La musique s'est arrêtée, nous avons applaudi la fin du cours. Le sourire aux lèvres parce que je progresse au sol. De plus en plus. Le savourer, faire corps avec. Ne faire qu’un. Entre l'épaule qui se tord sous la poitrine et ce tapis gris. Je sors de la salle, j'aperçois L. que j'avais laissé chez moi. Elle m'annonce la mort de Maurice Béjart. Je rigole parce que je n'y crois pas. On le croyait tous invincible. Une autre lance "On a perdu un père!". Un père oui. Mon visage se ferme, se resserre sous les paupières. Et je me rends compte que je ne le verrai jamais. Hugues pense à moi en apprenant la nouvelle. C’est touchant, flatteur surtout. La Danse continue. La Danse existe, partout, dans chaque cours il y a le spectacle. Dans chaque cours il y a les comptes jusqu'à 8, il y a tous ces ports de bras qui m'échappent au début, il y a cette concentration dans nos corps. La Danse avance et continuera d'avancer - sans lui.

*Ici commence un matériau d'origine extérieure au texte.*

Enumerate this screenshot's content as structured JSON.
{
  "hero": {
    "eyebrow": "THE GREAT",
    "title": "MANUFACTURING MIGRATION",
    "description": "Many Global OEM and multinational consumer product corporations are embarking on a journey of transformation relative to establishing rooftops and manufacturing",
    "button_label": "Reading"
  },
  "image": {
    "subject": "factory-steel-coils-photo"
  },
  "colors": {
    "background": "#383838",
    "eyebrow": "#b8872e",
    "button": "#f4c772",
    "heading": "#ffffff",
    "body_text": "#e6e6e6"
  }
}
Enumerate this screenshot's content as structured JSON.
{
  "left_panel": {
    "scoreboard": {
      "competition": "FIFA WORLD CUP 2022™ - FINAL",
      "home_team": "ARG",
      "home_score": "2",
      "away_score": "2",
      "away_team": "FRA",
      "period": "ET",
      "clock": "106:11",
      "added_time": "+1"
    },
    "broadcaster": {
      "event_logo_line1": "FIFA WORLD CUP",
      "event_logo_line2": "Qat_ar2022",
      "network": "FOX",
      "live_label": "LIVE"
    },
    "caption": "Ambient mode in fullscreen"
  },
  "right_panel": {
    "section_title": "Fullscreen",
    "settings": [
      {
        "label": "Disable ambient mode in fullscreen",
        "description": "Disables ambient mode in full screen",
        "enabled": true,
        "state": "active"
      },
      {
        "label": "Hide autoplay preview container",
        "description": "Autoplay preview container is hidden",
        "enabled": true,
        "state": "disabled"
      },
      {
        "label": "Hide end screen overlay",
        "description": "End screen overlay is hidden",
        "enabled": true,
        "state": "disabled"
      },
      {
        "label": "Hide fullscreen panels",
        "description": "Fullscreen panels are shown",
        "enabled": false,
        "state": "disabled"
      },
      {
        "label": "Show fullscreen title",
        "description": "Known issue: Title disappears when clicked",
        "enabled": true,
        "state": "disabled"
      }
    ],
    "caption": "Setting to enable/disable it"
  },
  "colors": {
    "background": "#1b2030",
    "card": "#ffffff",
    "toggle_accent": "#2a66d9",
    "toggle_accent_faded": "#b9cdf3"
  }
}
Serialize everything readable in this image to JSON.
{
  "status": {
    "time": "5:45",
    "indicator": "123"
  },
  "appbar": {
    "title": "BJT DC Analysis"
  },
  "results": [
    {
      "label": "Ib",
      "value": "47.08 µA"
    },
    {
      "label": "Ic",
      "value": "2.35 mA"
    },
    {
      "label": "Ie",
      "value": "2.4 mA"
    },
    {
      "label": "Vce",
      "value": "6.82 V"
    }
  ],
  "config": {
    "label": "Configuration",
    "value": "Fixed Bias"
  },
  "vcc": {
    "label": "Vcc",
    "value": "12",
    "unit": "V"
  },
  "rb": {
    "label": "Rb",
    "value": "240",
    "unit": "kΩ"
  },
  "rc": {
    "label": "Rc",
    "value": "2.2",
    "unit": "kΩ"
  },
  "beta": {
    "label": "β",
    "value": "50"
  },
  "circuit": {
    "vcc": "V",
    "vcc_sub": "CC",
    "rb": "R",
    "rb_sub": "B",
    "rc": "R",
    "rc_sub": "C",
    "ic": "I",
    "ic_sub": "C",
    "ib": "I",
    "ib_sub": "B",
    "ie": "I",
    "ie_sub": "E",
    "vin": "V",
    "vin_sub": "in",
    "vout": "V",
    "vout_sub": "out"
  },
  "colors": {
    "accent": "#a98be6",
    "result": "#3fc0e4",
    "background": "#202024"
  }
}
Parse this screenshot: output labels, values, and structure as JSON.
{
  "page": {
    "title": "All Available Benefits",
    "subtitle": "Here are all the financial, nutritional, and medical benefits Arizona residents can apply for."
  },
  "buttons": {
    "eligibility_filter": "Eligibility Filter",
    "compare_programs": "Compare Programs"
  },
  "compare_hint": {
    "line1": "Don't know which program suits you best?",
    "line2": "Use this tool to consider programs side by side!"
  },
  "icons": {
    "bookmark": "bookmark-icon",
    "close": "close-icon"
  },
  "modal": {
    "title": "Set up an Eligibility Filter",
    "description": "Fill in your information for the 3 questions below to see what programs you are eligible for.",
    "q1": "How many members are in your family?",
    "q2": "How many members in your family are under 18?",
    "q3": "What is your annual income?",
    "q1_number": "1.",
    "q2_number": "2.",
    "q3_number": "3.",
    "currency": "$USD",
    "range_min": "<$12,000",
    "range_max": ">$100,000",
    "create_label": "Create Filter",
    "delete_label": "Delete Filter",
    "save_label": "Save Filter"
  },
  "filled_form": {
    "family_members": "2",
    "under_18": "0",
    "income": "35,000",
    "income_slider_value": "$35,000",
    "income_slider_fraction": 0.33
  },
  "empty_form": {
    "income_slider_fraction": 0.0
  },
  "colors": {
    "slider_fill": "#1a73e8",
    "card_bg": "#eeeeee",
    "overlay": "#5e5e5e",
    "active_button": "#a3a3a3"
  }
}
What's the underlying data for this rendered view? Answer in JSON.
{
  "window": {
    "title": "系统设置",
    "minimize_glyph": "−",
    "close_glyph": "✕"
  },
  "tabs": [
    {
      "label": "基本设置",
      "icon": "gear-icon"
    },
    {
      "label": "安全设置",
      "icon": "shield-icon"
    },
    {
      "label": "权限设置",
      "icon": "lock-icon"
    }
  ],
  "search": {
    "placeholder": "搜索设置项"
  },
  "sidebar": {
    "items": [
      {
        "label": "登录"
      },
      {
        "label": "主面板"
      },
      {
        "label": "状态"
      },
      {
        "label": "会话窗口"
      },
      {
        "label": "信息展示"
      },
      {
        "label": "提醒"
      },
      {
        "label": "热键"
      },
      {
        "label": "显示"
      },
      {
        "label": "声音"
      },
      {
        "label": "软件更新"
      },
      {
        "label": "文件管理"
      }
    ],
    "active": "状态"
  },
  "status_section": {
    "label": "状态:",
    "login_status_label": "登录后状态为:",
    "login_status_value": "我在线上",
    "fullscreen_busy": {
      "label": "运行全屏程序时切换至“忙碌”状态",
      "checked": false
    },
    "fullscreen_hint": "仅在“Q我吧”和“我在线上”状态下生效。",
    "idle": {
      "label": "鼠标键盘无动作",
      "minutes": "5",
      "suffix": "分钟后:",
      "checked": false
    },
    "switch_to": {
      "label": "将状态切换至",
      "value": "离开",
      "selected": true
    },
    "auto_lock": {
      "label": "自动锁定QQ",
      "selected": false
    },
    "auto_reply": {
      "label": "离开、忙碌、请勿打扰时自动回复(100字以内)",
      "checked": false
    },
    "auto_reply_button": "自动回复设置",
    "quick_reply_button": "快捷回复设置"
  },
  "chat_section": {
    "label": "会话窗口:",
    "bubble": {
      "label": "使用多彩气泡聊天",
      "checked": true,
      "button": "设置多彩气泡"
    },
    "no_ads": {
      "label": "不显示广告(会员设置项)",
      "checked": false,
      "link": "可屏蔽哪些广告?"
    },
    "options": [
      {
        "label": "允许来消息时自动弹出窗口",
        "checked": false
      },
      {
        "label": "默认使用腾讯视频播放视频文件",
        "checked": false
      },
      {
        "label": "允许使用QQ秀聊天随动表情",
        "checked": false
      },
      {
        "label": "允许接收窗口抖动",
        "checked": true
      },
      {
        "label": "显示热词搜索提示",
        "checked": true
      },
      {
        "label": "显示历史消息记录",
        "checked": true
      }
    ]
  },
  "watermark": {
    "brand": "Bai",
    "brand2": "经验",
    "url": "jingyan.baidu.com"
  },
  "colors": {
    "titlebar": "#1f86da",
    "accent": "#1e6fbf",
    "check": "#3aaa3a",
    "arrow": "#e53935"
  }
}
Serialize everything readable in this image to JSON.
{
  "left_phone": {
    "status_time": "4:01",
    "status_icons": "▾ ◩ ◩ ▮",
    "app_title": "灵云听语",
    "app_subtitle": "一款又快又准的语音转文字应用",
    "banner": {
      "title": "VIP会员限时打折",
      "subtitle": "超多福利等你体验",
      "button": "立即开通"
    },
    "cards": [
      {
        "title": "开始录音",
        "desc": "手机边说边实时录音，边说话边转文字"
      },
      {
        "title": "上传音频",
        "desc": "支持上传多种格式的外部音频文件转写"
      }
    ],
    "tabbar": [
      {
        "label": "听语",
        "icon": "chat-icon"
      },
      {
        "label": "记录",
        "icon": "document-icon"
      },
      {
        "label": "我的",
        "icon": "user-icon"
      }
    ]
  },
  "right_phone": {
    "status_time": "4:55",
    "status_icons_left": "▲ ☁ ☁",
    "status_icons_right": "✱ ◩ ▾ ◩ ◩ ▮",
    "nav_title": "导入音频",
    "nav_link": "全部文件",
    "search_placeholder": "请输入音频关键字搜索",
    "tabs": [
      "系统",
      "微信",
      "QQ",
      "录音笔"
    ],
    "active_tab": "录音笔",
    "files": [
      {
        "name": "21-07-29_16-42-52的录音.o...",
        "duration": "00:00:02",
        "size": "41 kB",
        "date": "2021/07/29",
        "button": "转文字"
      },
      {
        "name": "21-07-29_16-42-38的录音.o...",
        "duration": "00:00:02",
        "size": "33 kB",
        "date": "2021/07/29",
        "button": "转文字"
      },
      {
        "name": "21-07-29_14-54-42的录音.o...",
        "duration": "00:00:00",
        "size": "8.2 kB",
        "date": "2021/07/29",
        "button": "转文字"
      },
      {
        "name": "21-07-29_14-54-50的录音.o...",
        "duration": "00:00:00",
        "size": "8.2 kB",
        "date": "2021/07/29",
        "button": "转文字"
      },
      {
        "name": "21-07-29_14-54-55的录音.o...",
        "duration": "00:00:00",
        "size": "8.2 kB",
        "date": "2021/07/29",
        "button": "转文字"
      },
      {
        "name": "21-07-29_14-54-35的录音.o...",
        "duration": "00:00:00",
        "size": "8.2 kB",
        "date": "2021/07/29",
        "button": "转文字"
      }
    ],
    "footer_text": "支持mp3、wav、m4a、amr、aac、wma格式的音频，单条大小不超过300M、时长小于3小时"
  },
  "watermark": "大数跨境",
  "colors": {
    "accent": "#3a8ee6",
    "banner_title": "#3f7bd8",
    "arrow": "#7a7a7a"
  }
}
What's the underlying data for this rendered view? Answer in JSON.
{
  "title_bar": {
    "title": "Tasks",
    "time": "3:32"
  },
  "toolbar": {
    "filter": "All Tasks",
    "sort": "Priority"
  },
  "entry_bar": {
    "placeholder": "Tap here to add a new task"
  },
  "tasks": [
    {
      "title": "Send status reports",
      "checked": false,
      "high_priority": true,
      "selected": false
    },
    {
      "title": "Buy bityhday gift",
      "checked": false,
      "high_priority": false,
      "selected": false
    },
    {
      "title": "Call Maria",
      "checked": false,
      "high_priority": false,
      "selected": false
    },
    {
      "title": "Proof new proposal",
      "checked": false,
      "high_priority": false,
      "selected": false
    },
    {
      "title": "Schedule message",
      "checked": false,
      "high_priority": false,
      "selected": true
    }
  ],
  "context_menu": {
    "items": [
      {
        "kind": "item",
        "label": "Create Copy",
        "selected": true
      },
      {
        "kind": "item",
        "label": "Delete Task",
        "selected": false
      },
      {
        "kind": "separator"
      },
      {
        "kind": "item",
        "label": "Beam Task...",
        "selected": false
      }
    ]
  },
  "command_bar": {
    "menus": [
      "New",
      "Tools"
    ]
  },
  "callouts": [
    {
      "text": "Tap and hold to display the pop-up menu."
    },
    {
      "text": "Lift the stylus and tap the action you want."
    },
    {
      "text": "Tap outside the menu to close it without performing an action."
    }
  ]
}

Pendant les vacances, les vacances des considérations, des aveux aussi, il y a eu le premier vrai spectacle de la Compagnie. Sur scène. L'interprétation y était, la technique beaucoup moins. Arnaud change quelques bouts de mise en scène une heure avant le levé de rideau. J'aime l'imprévu à gérer, à la dernière minute, comme ça à l’arrachée. Une demi-heure aérienne, en respirations essoufflées. Bien plus qu'avoir réussi à étirer le temps, sentir qu'il s'arrête. Sur la scène. A la fin, quand l'eau a coulé dans le ventre sans passer par la gorge, quand le maquillage a un peu coulé et que je m'en suis voulu de ne pas avoir tenu plus sur mes appuis, il me dira : "On attend d'un acteur qu'il se passe quelque chose, et là il se passait quelque chose". Juste un signe de tête en guise de merci. Je savais que je devais prouver des choses ce soir-là. Au fond, chaque jour tout est remis à zéro. C'est tous les jours que je dois la prouver ma Passion, cette rage en moi. Les jours d'après le stage, le cours de classique avec Rudy Bryans. Sourire. Le cours de théâtre. J'étouffe le plus possible mes rires au fond de la gorge pendant les impros. J'essaie de maîtriser ses égarements mais. Je me surprends même à faire rire. Alors. Et puis à la fin, Arnaud me félicite. "Tu l'as vraiment bien fait la nostalgie, vraiment...". Je crois bien que ce sont des compliments. Je tente un merci. La nostalgie, je me dis que pour moi c'est facile. Je grouille de nostalgie. Elle est fondue en moi, sculpté à même ma peau.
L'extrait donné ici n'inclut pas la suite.